I read Pepper’s scurrilous autobiography at a very impressionable age (13), so his music has always held a special significance for me. This early album, comprising sessions from 1952 and 1954, fizzles with a certain magic throughout, and contains multiple takes of some excellent Pepper themes mainly titled after herbs and spices. In fact, they are all out-takes from the original album Discoveries (which I must admit to never having owned), but you would be hard pressed to tell most of the time, since the musicians often come close to perfection within their breezy west-coast idiom: the studio must have had extremely high standards. The contrapuntal themes such as ‘Art’s Oregano’, with Pepper’s alto and Jack Montrose’s tenor crocheting complex patterns, are what make this album special, together with Pepper’s crystal clear sound and endless fluency.

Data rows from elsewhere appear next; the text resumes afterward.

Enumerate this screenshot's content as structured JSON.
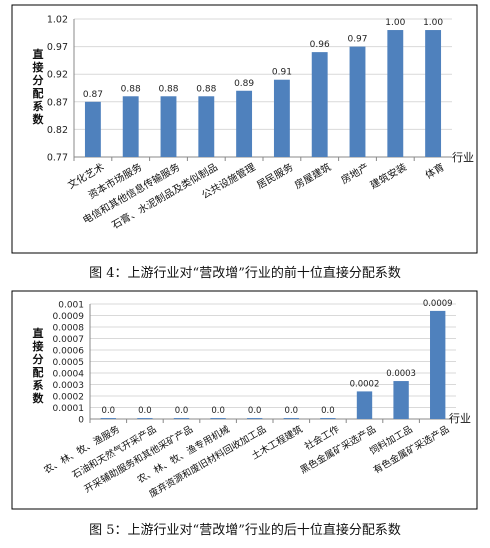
{
  "charts": [
    {
      "type": "bar",
      "ylabel": "直接分配系数",
      "xlabel": "行业",
      "y_min": 0.77,
      "y_max": 1.02,
      "y_step": 0.05,
      "ticks": [
        "0.77",
        "0.82",
        "0.87",
        "0.92",
        "0.97",
        "1.02"
      ],
      "categories": [
        "文化艺术",
        "资本市场服务",
        "电信和其他信息传输服务",
        "石膏、水泥制品及类似制品",
        "公共设施管理",
        "居民服务",
        "房屋建筑",
        "房地产",
        "建筑安装",
        "体育"
      ],
      "values": [
        0.87,
        0.88,
        0.88,
        0.88,
        0.89,
        0.91,
        0.96,
        0.97,
        1.0,
        1.0
      ],
      "labels": [
        "0.87",
        "0.88",
        "0.88",
        "0.88",
        "0.89",
        "0.91",
        "0.96",
        "0.97",
        "1.00",
        "1.00"
      ],
      "bar_color": "#4f81bd",
      "caption": "图 4：上游行业对“营改增”行业的前十位直接分配系数"
    },
    {
      "type": "bar",
      "ylabel": "直接分配系数",
      "xlabel": "行业",
      "y_min": 0,
      "y_max": 0.001,
      "y_step": 0.0001,
      "ticks": [
        "0",
        "0.0001",
        "0.0002",
        "0.0003",
        "0.0004",
        "0.0005",
        "0.0006",
        "0.0007",
        "0.0008",
        "0.0009",
        "0.001"
      ],
      "categories": [
        "农、林、牧、渔服务",
        "石油和天然气开采产品",
        "开采辅助服务和其他采矿产品",
        "农、林、牧、渔专用机械",
        "废弃资源和废旧材料回收加工品",
        "土木工程建筑",
        "社会工作",
        "黑色金属矿采选产品",
        "饲料加工品",
        "有色金属矿采选产品"
      ],
      "values": [
        0.0,
        0.0,
        0.0,
        0.0,
        0.0,
        0.0,
        0.0,
        0.0002,
        0.0003,
        0.0009
      ],
      "display_values": [
        8e-06,
        8e-06,
        8e-06,
        8e-06,
        8e-06,
        8e-06,
        8e-06,
        0.00024,
        0.00033,
        0.00094
      ],
      "labels": [
        "0.0",
        "0.0",
        "0.0",
        "0.0",
        "0.0",
        "0.0",
        "0.0",
        "0.0002",
        "0.0003",
        "0.0009"
      ],
      "bar_color": "#4f81bd",
      "caption": "图 5：上游行业对“营改增”行业的后十位直接分配系数"
    }
  ]
}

Plus Eleven: Modern Jazz Classics
Probably the most acclaimed Pepper album, this 1959 classic sees him accompanied by an eleven-piece band arranged by Marty Paich, and playing, as the title accurately says, ‘modern jazz classics’ such as ‘Round Midnight’, ‘Donna Lee’, ‘Four Brothers’, and nine other equally celebrated and well-selected numbers. Pepper’s alto playing is superb throughout, and he even plays some very effective tenor and clarinet, but Paich’s impeccable and endlessly inventive charts are at least as important to the success of this album.
This 1978 quartet session, with Cecil McBee’s unmistakable bass booming, warbling, and underpinning everything, is my favourite Pepper album: it has a poignant atmosphere all of its own. The highlights take up half of the album: ‘Miss Who’ (answer: Miss Brown), ‘Lover come back to me’ (a definitive version), and the unique and unforgettable ‘Mambo Koyama’.